Arrivé à Turin, j’y retrouvai un baron allemand que j’avais connu à Rome. Il me proposa de faire route ensemble pour Genève : il était pressé, et nous partîmes le lendemain… Je quittai mon baron à Genève, et je m’en consolai, sachant que j’y verrais Voltaire… La querelle entre les représentants et les natifs étant alors dans toute sa force, messieurs les ambassadeurs de France, de Zurich et de Berne, arrivèrent en qualité de médiateurs. La république fit bâtir une salle de spectacle pour amuser Leurs Excellences et le peuple révolté. J’entendis des opéras-comiques français pour la première fois. Tom Jones, le Maréchal, Rose et Colas, me firent grand plaisir lorsque j’eus pris l’habitude d’entendre chanter le français, ce qui m’avait d’abord paru désagréable… J’eus bientôt envie d’essayer mes talents sur la langue française… Je demandai partout un poëme ; mais, quoiqu’il y eût beaucoup de gens d’esprit à Genève, on était trop occupé des affaires publiques pour donner audience aux Muses. Je pris le parti d’écrire à Voltaire… Voltaire me fit dire, par la personne qui s’était chargée de ma lettre, qu’il ne me répondrait pas par écrit, parce qu’il était malade et qu’il voulait me voir chez lui le plus tôt qu’il me serait possible.

Je lui fus présenté le dimanche suivant par Mme Cramer, son amie. Que je fus flatté de l’accueil gracieux qu’il me fit ! Je voulus m’excuser sur la liberté que j’avais prise de lui écrire. « Comment donc, monsieur, me dit-il, en me serrant la main (et c’était mon cou qu’il serrait), j’ai été enchanté de votre lettre : l’on m’avait parlé de vous plusieurs fois, je désirais vous voir. Vous êtes musicien et vous avez de l’esprit ! Cela est trop rare, monsieur, pour que je ne prenne pas à vous le plus vif intérêt. » Je souris à l’épigramme, et je remerciai Voltaire. « Mais, me dit-il, je suis vieux, et je ne connais guère l’opéra-comique, qui, aujourd’hui, est à la mode à Paris et pour lequel on abandonne Zaïre et Mahomet.

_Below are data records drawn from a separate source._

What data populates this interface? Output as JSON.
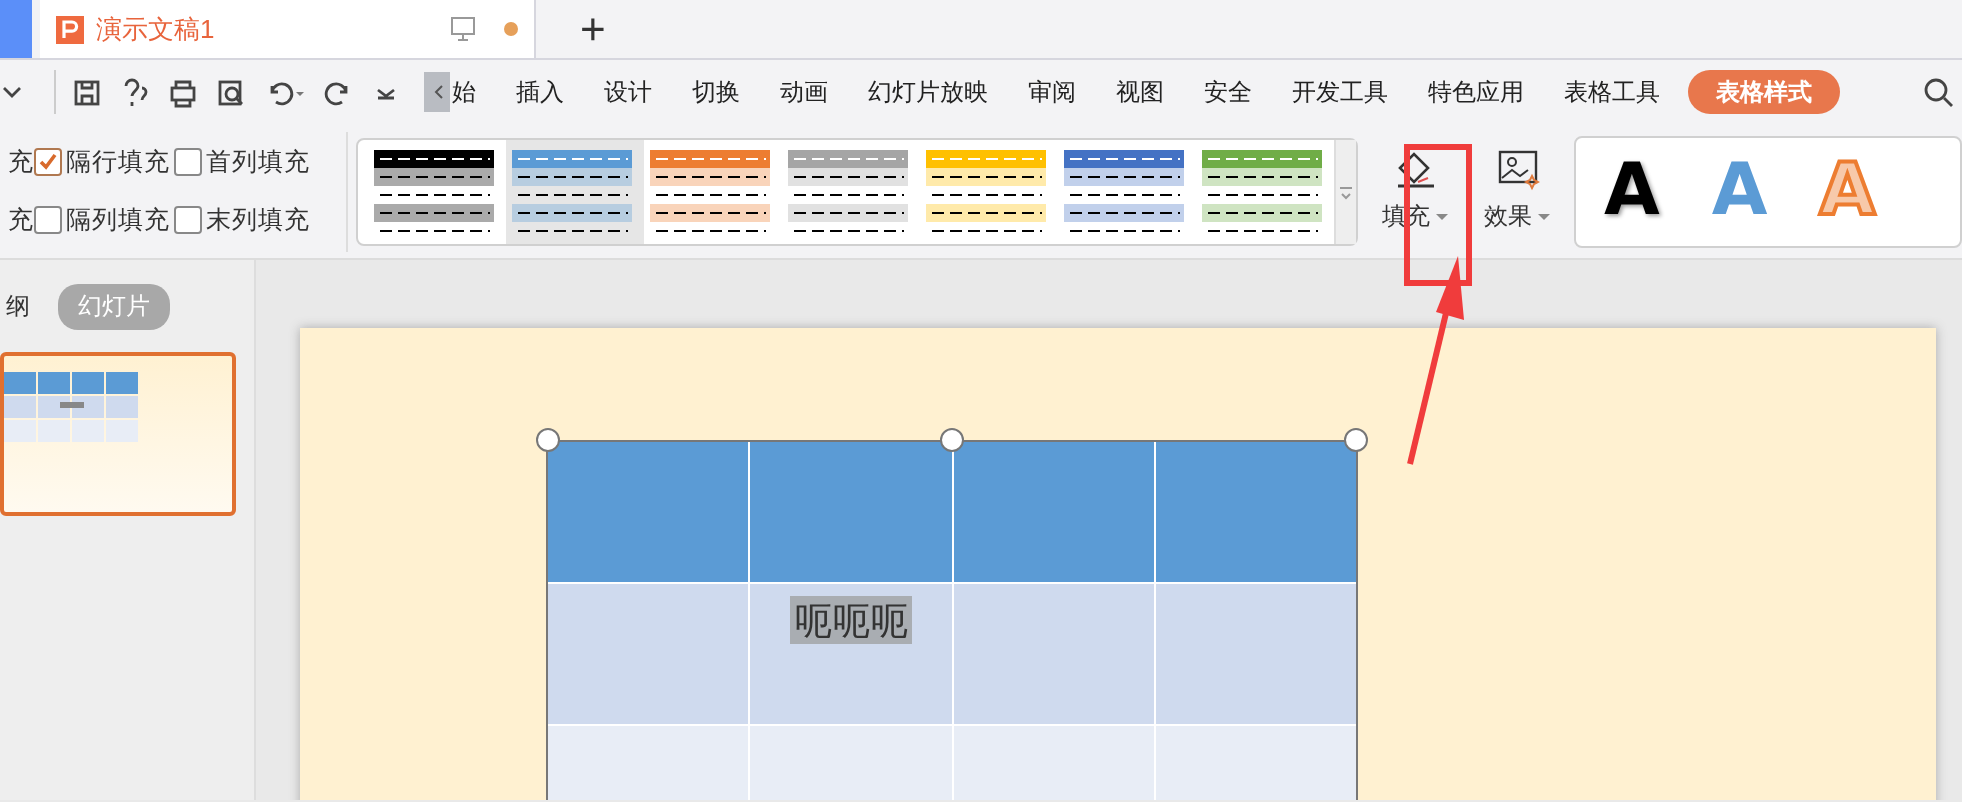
{
  "title_bar": {
    "document_tab": {
      "title": "演示文稿1",
      "unsaved": true
    },
    "new_tab": "+"
  },
  "ribbon_tabs": [
    {
      "label": "始",
      "selected": false
    },
    {
      "label": "插入",
      "selected": false
    },
    {
      "label": "设计",
      "selected": false
    },
    {
      "label": "切换",
      "selected": false
    },
    {
      "label": "动画",
      "selected": false
    },
    {
      "label": "幻灯片放映",
      "selected": false
    },
    {
      "label": "审阅",
      "selected": false
    },
    {
      "label": "视图",
      "selected": false
    },
    {
      "label": "安全",
      "selected": false
    },
    {
      "label": "开发工具",
      "selected": false
    },
    {
      "label": "特色应用",
      "selected": false
    },
    {
      "label": "表格工具",
      "selected": false
    },
    {
      "label": "表格样式",
      "selected": true
    }
  ],
  "options": [
    {
      "label": "充"
    },
    {
      "label": "隔行填充",
      "checked": true
    },
    {
      "label": "首列填充",
      "checked": false
    },
    {
      "label": "充"
    },
    {
      "label": "隔列填充",
      "checked": false
    },
    {
      "label": "末列填充",
      "checked": false
    }
  ],
  "table_styles": [
    {
      "color": "#000000",
      "selected": false
    },
    {
      "color": "#5b9bd5",
      "selected": true
    },
    {
      "color": "#ed7d31",
      "selected": false
    },
    {
      "color": "#a5a5a5",
      "selected": false
    },
    {
      "color": "#ffc000",
      "selected": false
    },
    {
      "color": "#4472c4",
      "selected": false
    },
    {
      "color": "#70ad47",
      "selected": false
    }
  ],
  "fill_button": "填充",
  "effect_button": "效果",
  "text_styles": [
    {
      "label": "A",
      "kind": "shadow"
    },
    {
      "label": "A",
      "kind": "blue"
    },
    {
      "label": "A",
      "kind": "orange-outline"
    }
  ],
  "sidebar": {
    "tabs": [
      {
        "label": "纲",
        "selected": false
      },
      {
        "label": "幻灯片",
        "selected": true
      }
    ],
    "thumbnail": {
      "selected": true
    }
  },
  "slide": {
    "table": {
      "rows": [
        {
          "kind": "header"
        },
        {
          "kind": "band",
          "text": "呃呃呃",
          "text_selected": true
        },
        {
          "kind": "light"
        }
      ]
    }
  }
}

Pourquoi, dit-il en s’adressant à Mme Cramer, ne lui feriez-vous pas un joli opéra, en attendant que l’envie m’en prenne ? Car je ne vous refuse pas, monsieur. — Il a commencé quelque chose chez moi, lui dit cette dame, mais je crains que cela ne soit mauvais. — Qu’est-ce que c’est ? — Le Savetier philosophe. — Ah ! c’est comme si l’on disait : Fréron le philosophe. Eh bien ! monsieur, comment trouvez-vous notre langue ? — Je vous avoue, monsieur, lui dis-je, que je suis embarrassé dès le premier morceau : dans ce vers,

Un philosophe est heureux,


que je voudrais rendre dans ce sens, — et je lui chantai

          Un philosophe !
          Un philosophe !
Un philosophe est heureux…


l’e muet, sans élision de la voyelle suivante, me paraît insupportable. — Et vous avez raison, me dit-il ; retranchez tous ces e, tous ces phe, et chantez hardiment : un philosof. »

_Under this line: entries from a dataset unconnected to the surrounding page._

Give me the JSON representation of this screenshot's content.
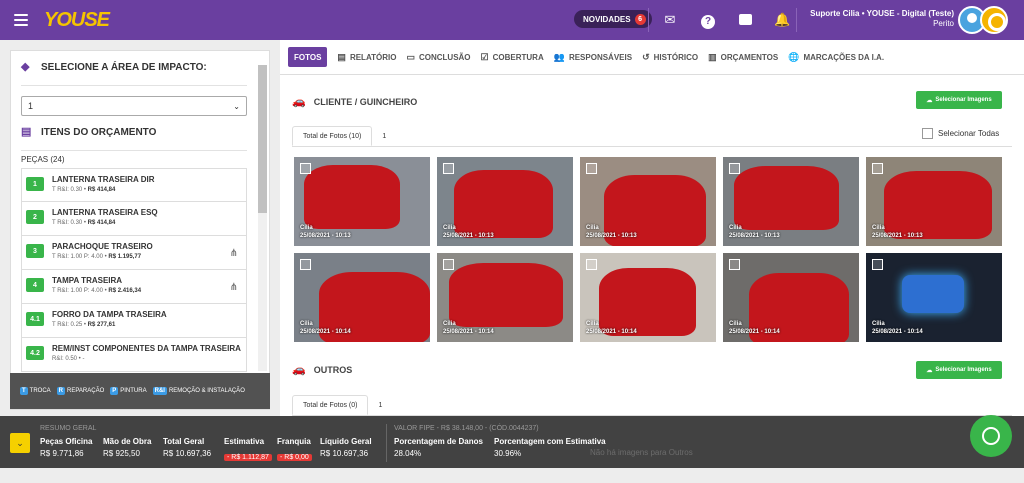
{
  "header": {
    "logo": "YOUSE",
    "novidades_label": "NOVIDADES",
    "novidades_count": "6",
    "user_name": "Suporte Cilia • YOUSE - Digital (Teste)",
    "user_role": "Perito"
  },
  "left": {
    "area_title": "SELECIONE A ÁREA DE IMPACTO:",
    "area_value": "1",
    "items_title": "ITENS DO ORÇAMENTO",
    "pecas_label": "PEÇAS (24)",
    "items": [
      {
        "num": "1",
        "title": "LANTERNA TRASEIRA DIR",
        "sub": "T R&I: 0.30 • ",
        "price": "R$ 414,84",
        "tree": false
      },
      {
        "num": "2",
        "title": "LANTERNA TRASEIRA ESQ",
        "sub": "T R&I: 0.30 • ",
        "price": "R$ 414,84",
        "tree": false
      },
      {
        "num": "3",
        "title": "PARACHOQUE TRASEIRO",
        "sub": "T R&I: 1.00 P: 4.00 • ",
        "price": "R$ 1.195,77",
        "tree": true
      },
      {
        "num": "4",
        "title": "TAMPA TRASEIRA",
        "sub": "T R&I: 1.00 P: 4.00 • ",
        "price": "R$ 2.416,34",
        "tree": true
      },
      {
        "num": "4.1",
        "title": "FORRO DA TAMPA TRASEIRA",
        "sub": "T R&I: 0.25 • ",
        "price": "R$ 277,61",
        "tree": false
      },
      {
        "num": "4.2",
        "title": "REM/INST COMPONENTES DA TAMPA TRASEIRA",
        "sub": "R&I: 0.50 • -",
        "price": "",
        "tree": false
      }
    ],
    "legend": [
      {
        "key": "T",
        "label": "TROCA"
      },
      {
        "key": "R",
        "label": "REPARAÇÃO"
      },
      {
        "key": "P",
        "label": "PINTURA"
      },
      {
        "key": "R&I",
        "label": "REMOÇÃO & INSTALAÇÃO"
      }
    ]
  },
  "tabs": [
    "FOTOS",
    "RELATÓRIO",
    "CONCLUSÃO",
    "COBERTURA",
    "RESPONSÁVEIS",
    "HISTÓRICO",
    "ORÇAMENTOS",
    "MARCAÇÕES DA I.A."
  ],
  "cliente": {
    "title": "CLIENTE / GUINCHEIRO",
    "button": "Selecionar Imagens",
    "subtab1": "Total de Fotos (10)",
    "subtab2": "1",
    "select_all": "Selecionar Todas",
    "photos": [
      {
        "name": "Cilia",
        "date": "25/08/2021 - 10:13"
      },
      {
        "name": "Cilia",
        "date": "25/08/2021 - 10:13"
      },
      {
        "name": "Cilia",
        "date": "25/08/2021 - 10:13"
      },
      {
        "name": "Cilia",
        "date": "25/08/2021 - 10:13"
      },
      {
        "name": "Cilia",
        "date": "25/08/2021 - 10:13"
      },
      {
        "name": "Cilia",
        "date": "25/08/2021 - 10:14"
      },
      {
        "name": "Cilia",
        "date": "25/08/2021 - 10:14"
      },
      {
        "name": "Cilia",
        "date": "25/08/2021 - 10:14"
      },
      {
        "name": "Cilia",
        "date": "25/08/2021 - 10:14"
      },
      {
        "name": "Cilia",
        "date": "25/08/2021 - 10:14"
      }
    ]
  },
  "outros": {
    "title": "OUTROS",
    "button": "Selecionar Imagens",
    "subtab1": "Total de Fotos (0)",
    "subtab2": "1",
    "empty": "Não há imagens para Outros"
  },
  "footer": {
    "resumo": "RESUMO GERAL",
    "valor_fipe": "VALOR FIPE - R$ 38.148,00 - (CÓD.0044237)",
    "cols": [
      {
        "label": "Peças Oficina",
        "value": "R$ 9.771,86"
      },
      {
        "label": "Mão de Obra",
        "value": "R$ 925,50"
      },
      {
        "label": "Total Geral",
        "value": "R$ 10.697,36"
      },
      {
        "label": "Estimativa",
        "value": "- R$ 1.112,87"
      },
      {
        "label": "Franquia",
        "value": "- R$ 0,00"
      },
      {
        "label": "Líquido Geral",
        "value": "R$ 10.697,36"
      }
    ],
    "pct": [
      {
        "label": "Porcentagem de Danos",
        "value": "28.04%"
      },
      {
        "label": "Porcentagem com Estimativa",
        "value": "30.96%"
      }
    ]
  }
}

Le grand poëte avait raison dans un sens, mais il se serait expliqué différemment s’il eût été musicien. L’e muet de philosophe est un des plus durs de la langue ; mais il faut une note pour l’e muet sans élision, dans tous les cas ; c’est au musicien à le faire tomber sur un son inutile dans la phrase musicale…

Voltaire me dit ensuite qu’il fallait me hâter d’aller à Paris : « C’est là, dit-il, que l’on vole à l’immortalité. — Ah ! monsieur, lui dis-je, que vous en parlez à votre aise ! Ce mot charmant vous est familier comme la chose même. — Moi, me dit-il, je donnerais cent ans d’immortalité pour une bonne digestion. » Disait-il vrai ?

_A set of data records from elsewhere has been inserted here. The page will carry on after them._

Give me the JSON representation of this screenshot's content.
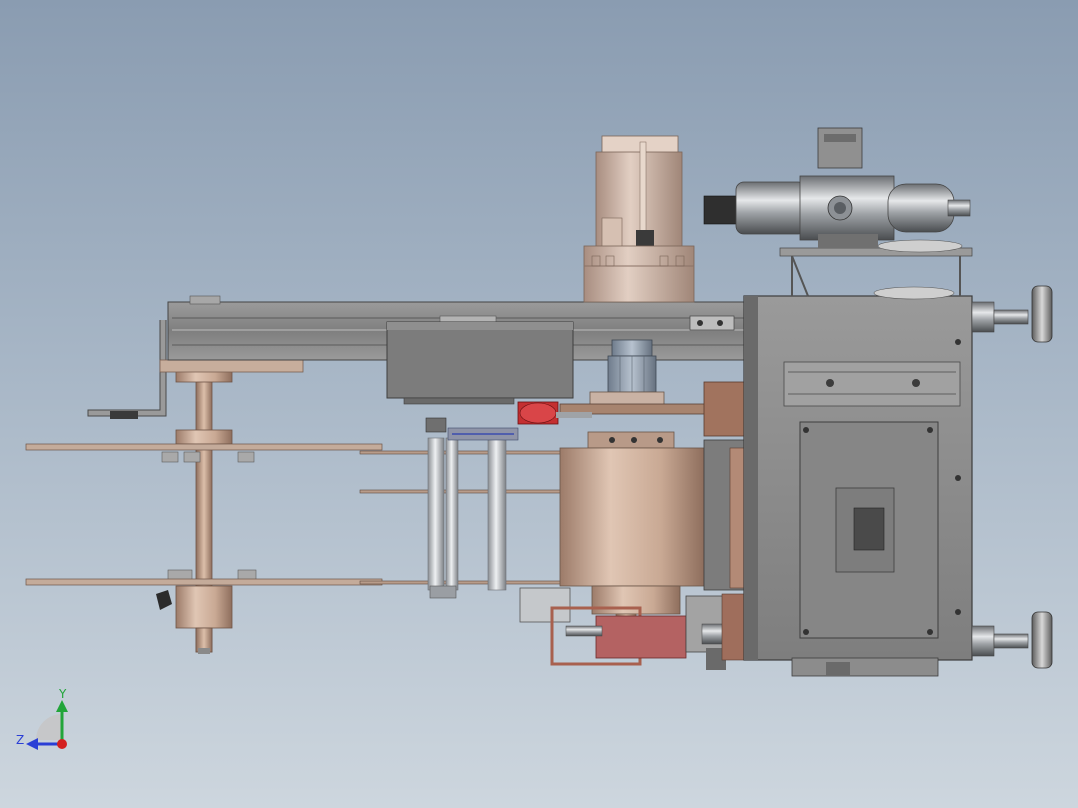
{
  "viewport": {
    "background_top": "#8a9cb1",
    "background_bottom": "#cdd6de"
  },
  "triad": {
    "y_label": "Y",
    "z_label": "Z",
    "y_color": "#22a53a",
    "z_color": "#2a3fd6",
    "x_color": "#d42020"
  },
  "colors": {
    "steel_gray": "#7d7d7d",
    "housing_gray": "#8e8e8e",
    "dark_gray": "#5a5a5a",
    "tan": "#c9a994",
    "tan_dark": "#a8836f",
    "red": "#b8292e",
    "rust": "#a8604e",
    "chrome": "#c0c4c8"
  }
}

Ayant été si bien accueilli de Voltaire, j’y retournai souvent ; j’allais faire chez lui mon apprentissage de cette aisance, de cette amabilité française, que l’on trouvait chez lui plus qu’à Genève. Voltaire, quoique éloigné de Paris depuis longtemps, n’était rien moins que rouillé par la solitude ; il semblait, au contraire, avoir transféré à Ferney le centre de la France. La correspondance continuelle qu’il entretenait avec les gens de lettres était le journal qui l’instruisait chaque jour des mouvements de la capitale, et l’opinion suspendue semblait attendre, pour se fixer, que le législateur du bon goût eût prononcé sur elle.

Genève, et surtout les leçons[2] que j’y donnais, m’ennuyaient davantage quand je sortais de Ferney ; tout m’enchantait dans ce lieu charmant : les parterres, les bosquets, les animaux les plus rustiques me semblaient différents sous un tel maître.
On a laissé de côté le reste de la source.